Hawaii’s Kilauea Volcano has researchers and seismologists in Hawaii on edge. In the last few days, researchers identified small earthquakes at the highest rate to date, which has set a new record at one earthquake every couple of minutes. With these seismic changes, it has prompted the researchers with the USGS Hawaiian Volcano Observatory to issue a special information statement:
“Activity at the summit of Kilauea Volcano continues to change, as shown by a pronounced drop in the level of the lava lake within Halemaʻumaʻu Crater, a change in the summit area deformation pattern, and the concentrated earthquake activity in the southern part of the caldera and upper Southwest Rift Zone.
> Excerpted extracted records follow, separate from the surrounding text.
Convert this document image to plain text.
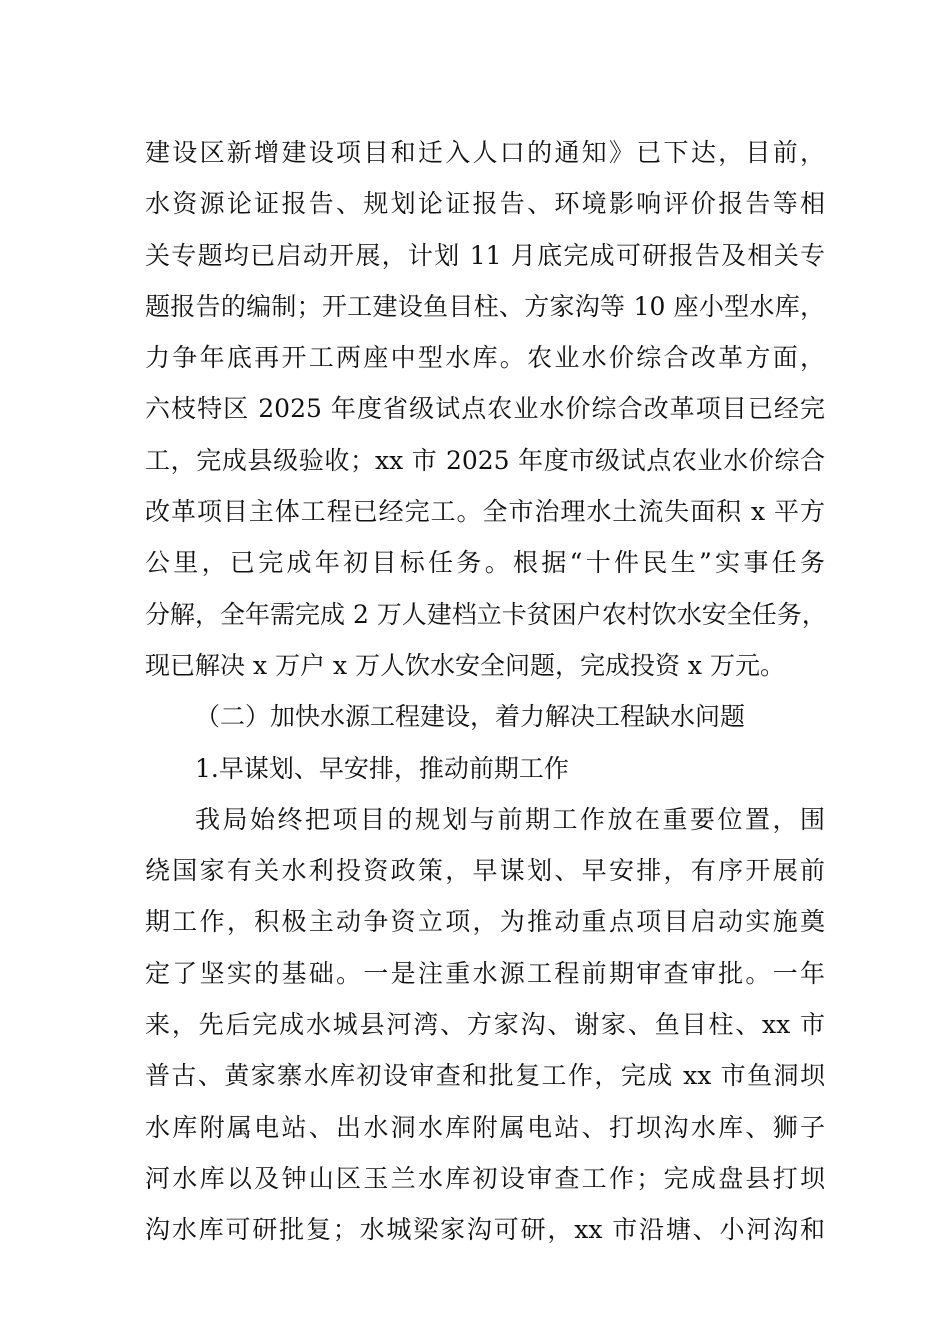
建设区新增建设项目和迁入人口的通知》已下达，目前，
水资源论证报告、规划论证报告、环境影响评价报告等相
关专题均已启动开展，计划 11 月底完成可研报告及相关专
题报告的编制；开工建设鱼目柱、方家沟等 10 座小型水库，
力争年底再开工两座中型水库。农业水价综合改革方面，
六枝特区 2025 年度省级试点农业水价综合改革项目已经完
工，完成县级验收；xx 市 2025 年度市级试点农业水价综合
改革项目主体工程已经完工。全市治理水土流失面积 x 平方
公里，已完成年初目标任务。根据“十件民生”实事任务
分解，全年需完成 2 万人建档立卡贫困户农村饮水安全任务，
现已解决 x 万户 x 万人饮水安全问题，完成投资 x 万元。
（二）加快水源工程建设，着力解决工程缺水问题
1.早谋划、早安排，推动前期工作
我局始终把项目的规划与前期工作放在重要位置，围
绕国家有关水利投资政策，早谋划、早安排，有序开展前
期工作，积极主动争资立项，为推动重点项目启动实施奠
定了坚实的基础。一是注重水源工程前期审查审批。一年
来，先后完成水城县河湾、方家沟、谢家、鱼目柱、xx 市
普古、黄家寨水库初设审查和批复工作，完成 xx 市鱼洞坝
水库附属电站、出水洞水库附属电站、打坝沟水库、狮子
河水库以及钟山区玉兰水库初设审查工作；完成盘县打坝
沟水库可研批复；水城梁家沟可研，xx 市沿塘、小河沟和
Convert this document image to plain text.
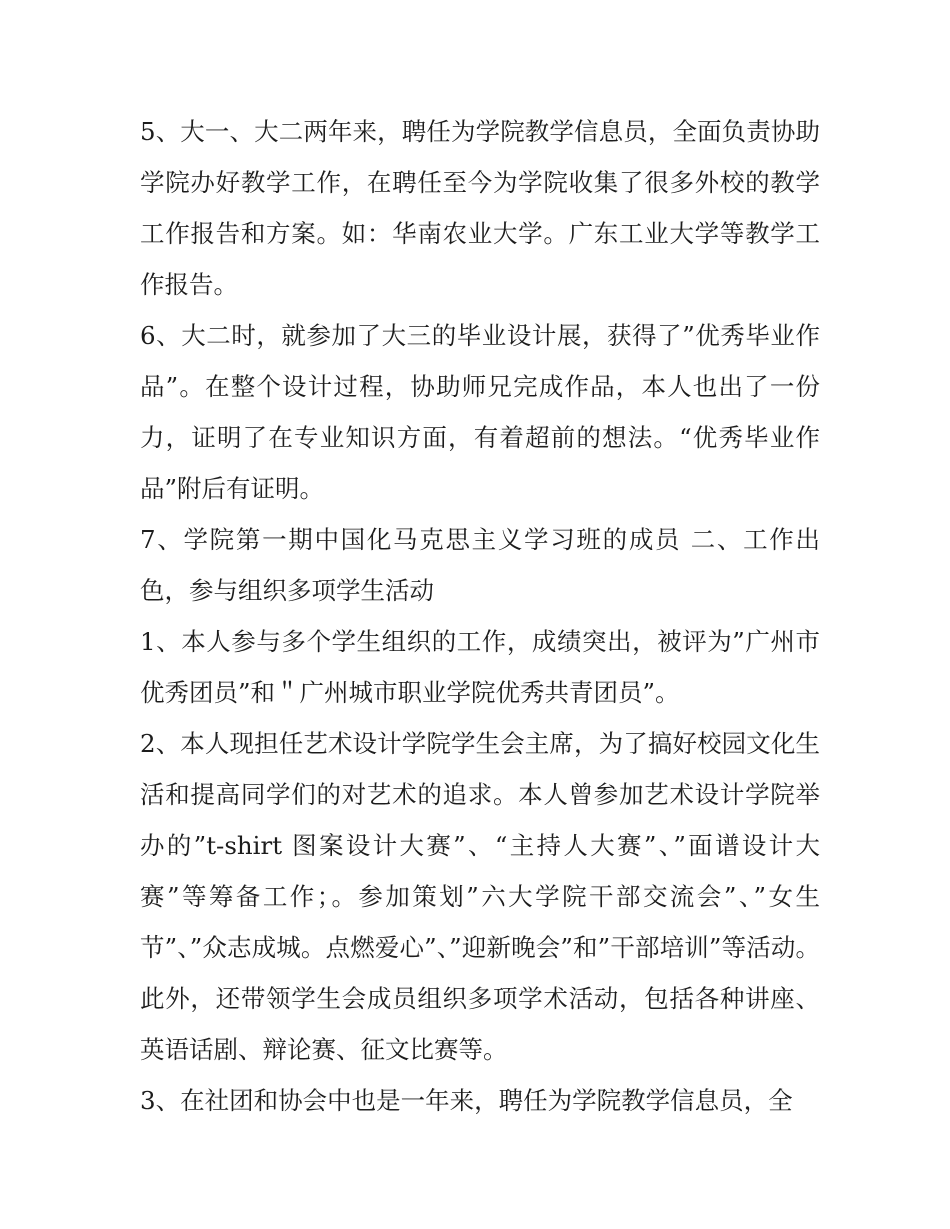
5、大一、大二两年来，聘任为学院教学信息员，全面负责协助学院办好教学工作，在聘任至今为学院收集了很多外校的教学工作报告和方案。如：华南农业大学。广东工业大学等教学工作报告。

6、大二时，就参加了大三的毕业设计展，获得了”优秀毕业作品”。在整个设计过程，协助师兄完成作品，本人也出了一份力，证明了在专业知识方面，有着超前的想法。“优秀毕业作品”附后有证明。

7、学院第一期中国化马克思主义学习班的成员 二、工作出色，参与组织多项学生活动

1、本人参与多个学生组织的工作，成绩突出，被评为”广州市优秀团员”和＂广州城市职业学院优秀共青团员”。

2、本人现担任艺术设计学院学生会主席，为了搞好校园文化生活和提高同学们的对艺术的追求。本人曾参加艺术设计学院举办的”t-shirt 图案设计大赛”、“主持人大赛”、”面谱设计大赛”等筹备工作；。参加策划”六大学院干部交流会”、”女生节”、”众志成城。点燃爱心”、”迎新晚会”和”干部培训”等活动。此外，还带领学生会成员组织多项学术活动，包括各种讲座、英语话剧、辩论赛、征文比赛等。

3、在社团和协会中也是一年来，聘任为学院教学信息员，全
This statement reviews recent observations and briefly summarizes what might be expected next at Kilauea.”
Lava lake drops 500 feet at Kilauea:
WHAT WE CAN EXPECT
These recent changes at the summit of Kilauea suggest that magma has moved into a shallow area beneath the southern part of the caldera and upper Southwest Rift Zone.
It is not possible to predict the exact outcome of this activity, but we identify three possible scenarios that could play out in the coming days to weeks:
- Magma continues to accumulate in the southern part of Kilauea’s summit caldera and upper Southwest Rift Zone at shallow depths, but then stops with no eruption.
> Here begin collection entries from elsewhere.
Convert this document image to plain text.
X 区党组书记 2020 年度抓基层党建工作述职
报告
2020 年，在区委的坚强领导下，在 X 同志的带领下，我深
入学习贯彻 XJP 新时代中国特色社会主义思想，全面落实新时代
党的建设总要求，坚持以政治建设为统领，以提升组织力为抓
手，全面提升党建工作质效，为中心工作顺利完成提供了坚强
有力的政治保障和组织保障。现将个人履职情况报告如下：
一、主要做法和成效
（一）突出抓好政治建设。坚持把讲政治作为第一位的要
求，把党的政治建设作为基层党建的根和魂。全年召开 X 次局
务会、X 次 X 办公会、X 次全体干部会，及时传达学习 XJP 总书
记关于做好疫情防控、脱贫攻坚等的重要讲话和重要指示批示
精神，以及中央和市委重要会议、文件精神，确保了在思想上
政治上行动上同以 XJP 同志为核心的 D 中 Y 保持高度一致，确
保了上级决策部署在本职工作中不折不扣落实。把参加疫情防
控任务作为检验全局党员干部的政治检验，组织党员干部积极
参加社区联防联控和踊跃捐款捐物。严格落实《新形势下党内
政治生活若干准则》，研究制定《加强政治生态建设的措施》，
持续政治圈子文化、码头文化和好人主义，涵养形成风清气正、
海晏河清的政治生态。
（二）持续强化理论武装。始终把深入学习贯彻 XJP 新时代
- Magma continues to accumulate in the southern part of the caldera at shallow depths and leads to a rapid intrusion into the Southwest Rift Zone. Such an intrusion could remain within the rift zone, or erupt along the rift zone. A rift zone intrusion would be indicated by a swarm of shallow earthquakes, seismic tremors, and large, rapid changes in the deformation of the ground surface.
- Magma continues to accumulate in the southern part of the caldera, rises toward the surface, and erupts in the upper Southwest Rift Zone, and/or in the caldera. With this scenario, we would expect to see even stronger earthquake activity and/or seismic tremors in the southern part of the caldera, as well as ground cracks.
The overall unrest in Kilauea’s summit area and upper rift zones in the coming weeks to months is uncertain.
The magma storage system within Kilauea is highly pressurized at this time, and future changes in the location of unrest, and the potential for eruption, could unfold quickly (in days to hours).
It will be interesting to see what develops over the next few days and weeks.